In October, when Arc Broward and VIP guests opened a new facility, they “broke bread” rather than having a traditional ribbon cutting. It was an appropriate move for a facility that puts the organization at the front of its culinary mission.
The Andrew P. Barowksy Culinary Arts Center, home to the Emeril Lagasse Foundation Innovation Kitchen, is now a space where Arc will prepare students with a range of disabilities and employment barriers for work in kitchens across Broward and beyond. According to Arc, the center includes 8,000 square feet of teaching kitchen areas, classrooms, a conference room, cooking and preparation areas, storage, refrigeration, and related commercial kitchen equipment and technology. Arc Broward for more than 60 years has provided a range of services to children and adults with various developmental and other issues.
And frankly, the new facility looks cool. That’s important for Arc’s catering side, which helps fund the program and lets members of the public see the great work that happens there.
“It is built in a way that it has screens over the cookspace so that you can watch what the chefs are doing for instructional purposes, for entertainment purposes,” president and CEO Dennis Haas says. “It has got an upscale flair to it. The reason for that is to elevate in the community’s eye what we can produce. We wanted something that would lure people here. We need to get you here to see it.”
Practically speaking, the facility mirrors what students will see in a modern kitchen. And it allows for more students. In the older kitchen and classroom, they could only squeeze in maybe 10 students at a time in a cohort. “This new space, it nearly triples and quadruples that amount,” Haas says.“We envision a huge jump in capacity for all of it.”
The journey to the new facility began all the way back in 2007.
“We decided to look at our employment programs which we had been doing back then for over 40 years,” Haas says. “We looked at ways we could improve the outcomes for individuals who needed training education and experience getting a job and embarking on a career with the ultimate goal of self-sufficiency.”
They started experimenting with that in their tiny on-site kitchen. First, they needed the educational model. That took a few tries, but eventually they came up with something that worked really well.

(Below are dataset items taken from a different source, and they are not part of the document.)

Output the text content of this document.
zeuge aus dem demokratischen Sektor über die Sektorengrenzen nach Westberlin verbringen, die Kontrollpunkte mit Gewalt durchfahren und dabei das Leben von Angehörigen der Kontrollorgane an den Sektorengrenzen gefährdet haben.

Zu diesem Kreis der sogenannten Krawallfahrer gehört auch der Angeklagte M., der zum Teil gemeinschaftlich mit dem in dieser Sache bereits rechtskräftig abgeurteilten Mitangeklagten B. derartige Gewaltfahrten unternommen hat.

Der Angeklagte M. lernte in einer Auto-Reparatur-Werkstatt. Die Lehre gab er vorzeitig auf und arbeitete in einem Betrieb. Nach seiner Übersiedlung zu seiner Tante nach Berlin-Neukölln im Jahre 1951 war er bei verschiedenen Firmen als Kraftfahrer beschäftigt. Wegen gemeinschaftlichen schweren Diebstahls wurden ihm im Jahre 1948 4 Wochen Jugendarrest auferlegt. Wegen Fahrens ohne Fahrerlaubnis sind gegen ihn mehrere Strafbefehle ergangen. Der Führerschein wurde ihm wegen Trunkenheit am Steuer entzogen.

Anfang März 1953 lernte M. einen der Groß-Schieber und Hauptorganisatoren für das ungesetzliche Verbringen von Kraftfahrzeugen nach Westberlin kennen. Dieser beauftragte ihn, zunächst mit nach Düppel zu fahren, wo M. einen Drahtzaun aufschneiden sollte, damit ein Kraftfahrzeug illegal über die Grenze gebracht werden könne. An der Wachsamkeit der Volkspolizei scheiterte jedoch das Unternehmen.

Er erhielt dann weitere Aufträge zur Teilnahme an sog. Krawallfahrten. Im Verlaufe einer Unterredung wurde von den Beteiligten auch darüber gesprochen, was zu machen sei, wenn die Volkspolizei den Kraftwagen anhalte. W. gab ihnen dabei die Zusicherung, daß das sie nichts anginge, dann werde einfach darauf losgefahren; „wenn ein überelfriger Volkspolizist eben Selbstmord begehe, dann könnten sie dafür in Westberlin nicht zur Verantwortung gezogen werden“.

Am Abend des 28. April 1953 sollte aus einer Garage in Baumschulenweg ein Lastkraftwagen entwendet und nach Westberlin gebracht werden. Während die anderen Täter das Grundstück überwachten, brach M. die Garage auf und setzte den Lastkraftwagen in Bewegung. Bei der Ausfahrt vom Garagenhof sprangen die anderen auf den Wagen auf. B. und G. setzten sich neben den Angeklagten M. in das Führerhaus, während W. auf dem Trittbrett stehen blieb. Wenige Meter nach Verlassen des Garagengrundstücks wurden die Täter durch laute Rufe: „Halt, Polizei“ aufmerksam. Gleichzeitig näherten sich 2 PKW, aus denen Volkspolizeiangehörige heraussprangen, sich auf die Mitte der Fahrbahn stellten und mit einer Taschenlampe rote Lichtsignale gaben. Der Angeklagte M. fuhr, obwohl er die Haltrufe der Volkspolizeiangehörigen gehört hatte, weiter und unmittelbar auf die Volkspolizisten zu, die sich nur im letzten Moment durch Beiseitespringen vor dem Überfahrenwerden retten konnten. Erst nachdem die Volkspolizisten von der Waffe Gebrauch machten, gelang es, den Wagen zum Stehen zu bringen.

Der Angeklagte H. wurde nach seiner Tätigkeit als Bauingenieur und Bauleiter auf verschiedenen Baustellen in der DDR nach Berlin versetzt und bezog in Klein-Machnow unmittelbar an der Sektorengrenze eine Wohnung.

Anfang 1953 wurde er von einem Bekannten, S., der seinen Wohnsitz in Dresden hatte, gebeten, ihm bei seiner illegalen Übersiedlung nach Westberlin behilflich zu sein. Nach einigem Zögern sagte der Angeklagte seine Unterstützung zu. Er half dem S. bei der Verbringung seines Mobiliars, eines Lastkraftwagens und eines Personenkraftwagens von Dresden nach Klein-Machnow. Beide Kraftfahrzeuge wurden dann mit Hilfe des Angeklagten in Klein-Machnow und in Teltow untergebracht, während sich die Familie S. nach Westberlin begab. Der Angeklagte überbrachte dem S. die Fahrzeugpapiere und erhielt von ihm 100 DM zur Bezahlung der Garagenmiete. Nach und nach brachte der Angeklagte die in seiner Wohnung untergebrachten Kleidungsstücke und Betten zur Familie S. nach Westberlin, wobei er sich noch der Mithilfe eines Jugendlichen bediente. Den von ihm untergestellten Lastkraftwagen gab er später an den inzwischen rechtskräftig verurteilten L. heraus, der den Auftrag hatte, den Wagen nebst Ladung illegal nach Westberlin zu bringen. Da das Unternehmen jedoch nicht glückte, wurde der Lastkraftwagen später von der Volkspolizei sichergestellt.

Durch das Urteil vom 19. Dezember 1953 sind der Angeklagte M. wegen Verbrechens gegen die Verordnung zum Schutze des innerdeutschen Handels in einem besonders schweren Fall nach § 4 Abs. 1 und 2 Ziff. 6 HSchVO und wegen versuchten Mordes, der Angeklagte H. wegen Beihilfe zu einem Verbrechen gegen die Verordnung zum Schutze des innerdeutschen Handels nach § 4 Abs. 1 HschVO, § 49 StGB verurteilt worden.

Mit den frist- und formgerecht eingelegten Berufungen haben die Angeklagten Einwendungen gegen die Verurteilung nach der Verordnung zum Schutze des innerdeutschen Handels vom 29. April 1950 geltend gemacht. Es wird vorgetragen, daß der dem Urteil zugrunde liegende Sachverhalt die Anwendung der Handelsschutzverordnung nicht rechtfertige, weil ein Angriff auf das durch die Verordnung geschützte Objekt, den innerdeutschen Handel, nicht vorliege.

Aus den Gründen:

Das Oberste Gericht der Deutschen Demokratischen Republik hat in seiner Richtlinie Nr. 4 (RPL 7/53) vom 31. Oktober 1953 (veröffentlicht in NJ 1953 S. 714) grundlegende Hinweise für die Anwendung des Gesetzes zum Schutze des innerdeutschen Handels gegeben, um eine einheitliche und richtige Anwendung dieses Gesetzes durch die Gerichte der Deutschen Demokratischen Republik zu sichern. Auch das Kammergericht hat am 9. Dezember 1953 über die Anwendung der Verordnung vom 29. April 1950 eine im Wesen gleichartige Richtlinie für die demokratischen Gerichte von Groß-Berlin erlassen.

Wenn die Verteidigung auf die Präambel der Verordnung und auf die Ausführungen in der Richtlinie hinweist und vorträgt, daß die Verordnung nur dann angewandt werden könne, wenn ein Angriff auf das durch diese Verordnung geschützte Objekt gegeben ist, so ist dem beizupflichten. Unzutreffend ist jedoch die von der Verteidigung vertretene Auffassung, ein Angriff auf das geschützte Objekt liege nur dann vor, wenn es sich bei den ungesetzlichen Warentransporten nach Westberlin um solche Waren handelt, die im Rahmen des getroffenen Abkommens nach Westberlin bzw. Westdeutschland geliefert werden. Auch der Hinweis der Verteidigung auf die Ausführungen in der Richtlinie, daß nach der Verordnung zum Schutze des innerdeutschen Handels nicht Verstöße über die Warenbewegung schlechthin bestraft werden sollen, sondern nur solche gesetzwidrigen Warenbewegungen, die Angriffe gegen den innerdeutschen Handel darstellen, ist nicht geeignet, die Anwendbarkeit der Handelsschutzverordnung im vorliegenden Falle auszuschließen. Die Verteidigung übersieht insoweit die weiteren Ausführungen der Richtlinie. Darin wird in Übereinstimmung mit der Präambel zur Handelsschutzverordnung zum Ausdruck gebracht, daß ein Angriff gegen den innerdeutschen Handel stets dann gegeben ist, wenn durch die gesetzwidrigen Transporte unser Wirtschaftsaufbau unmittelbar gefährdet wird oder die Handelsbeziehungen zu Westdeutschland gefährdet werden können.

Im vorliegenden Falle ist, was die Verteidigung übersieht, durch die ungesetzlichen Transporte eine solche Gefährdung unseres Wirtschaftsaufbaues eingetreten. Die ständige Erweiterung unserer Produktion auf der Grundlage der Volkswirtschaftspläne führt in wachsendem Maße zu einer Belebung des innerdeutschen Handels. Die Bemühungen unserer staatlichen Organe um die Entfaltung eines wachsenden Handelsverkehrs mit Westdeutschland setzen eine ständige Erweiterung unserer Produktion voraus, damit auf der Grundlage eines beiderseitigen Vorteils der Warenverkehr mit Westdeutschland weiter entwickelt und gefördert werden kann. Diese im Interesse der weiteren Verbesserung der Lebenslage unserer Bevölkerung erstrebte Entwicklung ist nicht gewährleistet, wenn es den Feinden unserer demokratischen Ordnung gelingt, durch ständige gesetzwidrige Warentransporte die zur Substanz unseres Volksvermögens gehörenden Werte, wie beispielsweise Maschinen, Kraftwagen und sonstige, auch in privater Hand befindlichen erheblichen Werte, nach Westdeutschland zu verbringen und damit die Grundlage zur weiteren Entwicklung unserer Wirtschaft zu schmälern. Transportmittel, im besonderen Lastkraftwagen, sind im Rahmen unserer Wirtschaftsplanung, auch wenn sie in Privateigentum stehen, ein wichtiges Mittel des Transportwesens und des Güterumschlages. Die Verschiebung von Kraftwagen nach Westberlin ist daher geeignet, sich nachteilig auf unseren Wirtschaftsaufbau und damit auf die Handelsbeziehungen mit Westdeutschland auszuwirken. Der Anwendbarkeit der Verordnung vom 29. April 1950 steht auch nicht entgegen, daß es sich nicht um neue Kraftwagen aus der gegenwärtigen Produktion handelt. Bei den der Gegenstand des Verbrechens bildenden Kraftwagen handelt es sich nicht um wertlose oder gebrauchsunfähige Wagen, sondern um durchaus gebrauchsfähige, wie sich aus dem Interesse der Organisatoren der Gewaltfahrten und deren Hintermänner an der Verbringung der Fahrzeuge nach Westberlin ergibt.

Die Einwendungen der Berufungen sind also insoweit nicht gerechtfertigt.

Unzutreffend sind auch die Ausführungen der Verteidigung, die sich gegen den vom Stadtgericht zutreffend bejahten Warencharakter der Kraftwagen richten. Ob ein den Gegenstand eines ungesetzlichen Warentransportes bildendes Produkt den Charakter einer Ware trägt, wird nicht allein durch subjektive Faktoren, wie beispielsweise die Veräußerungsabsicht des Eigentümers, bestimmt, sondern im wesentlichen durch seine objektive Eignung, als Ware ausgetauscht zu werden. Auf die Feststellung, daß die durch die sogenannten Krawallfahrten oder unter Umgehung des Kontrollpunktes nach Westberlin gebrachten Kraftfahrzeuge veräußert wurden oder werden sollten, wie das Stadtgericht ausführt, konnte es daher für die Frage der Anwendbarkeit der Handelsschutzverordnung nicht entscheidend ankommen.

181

“It was better than anything we had ever done in terms of our education employment programs,” he says. “Instead of just knocking on doors and asking employers to hire the folks we were working with because it would be a good positive thing to do from a charitable perspective, we created an accredited certificate program in culinary arts.”
Nationally accredited and licensed by the Florida Department of Education, the program quickly became sought after. This took them into the world of social enterprise, of generating funds to pay for services. They entered the catering business. For students, they also added components such as financial literacy and post-graduation mentoring. They tracked graduates’ employment and found that the success rates were off the charts.
But now, space was an issue as we ran out of space in tiny kitchen. So began a multi-year, $6m campaign to build a new state of the art catering and teaching kitchen facility. It would have space for members of the community to come and have cooking classes as well as work with students. Students could work with guests chefs. And the public could see the high quality of Arc’s catering.
“The idea of all of that is to provide more experience for our students and also generate revenue to support the program,” he says. During the pandemic, they stepped out even more, helping other nonprofits such as Covenant House and Broward Partnership for the Homeless with food services.
“We’re even doing grab-and-go sandwiches and cookies at the Museum of Discovery for some of their summer school and other programs,” Haas says. As they do all this, Haas says, they provide untold opportunities for people with disabilities and other barriers. “This particular program is integrating the student population so that it’s more of a mirror image of what it’s like when they go out in the real world. We want them to work with a mixed population.”
And for these lofty goals to be realized, they needed to have the facilities.
“We found ourselves with waiting lists,” he says. “We found ourselves not being able to take on all the catering opportunities. We decided that expanding this to meet existing demand made sense.”
That said, the finished facility is more than just a sensible addition.
“When people came to this campus even before we built the culinary space, there is a wow factor because people don’t realize the magnitude of Arc Broward generally,” Haas says.
Now the culinary center blows people away. “Even I’m blown away,” he says, “and I’ve been living with building it for the past five years.”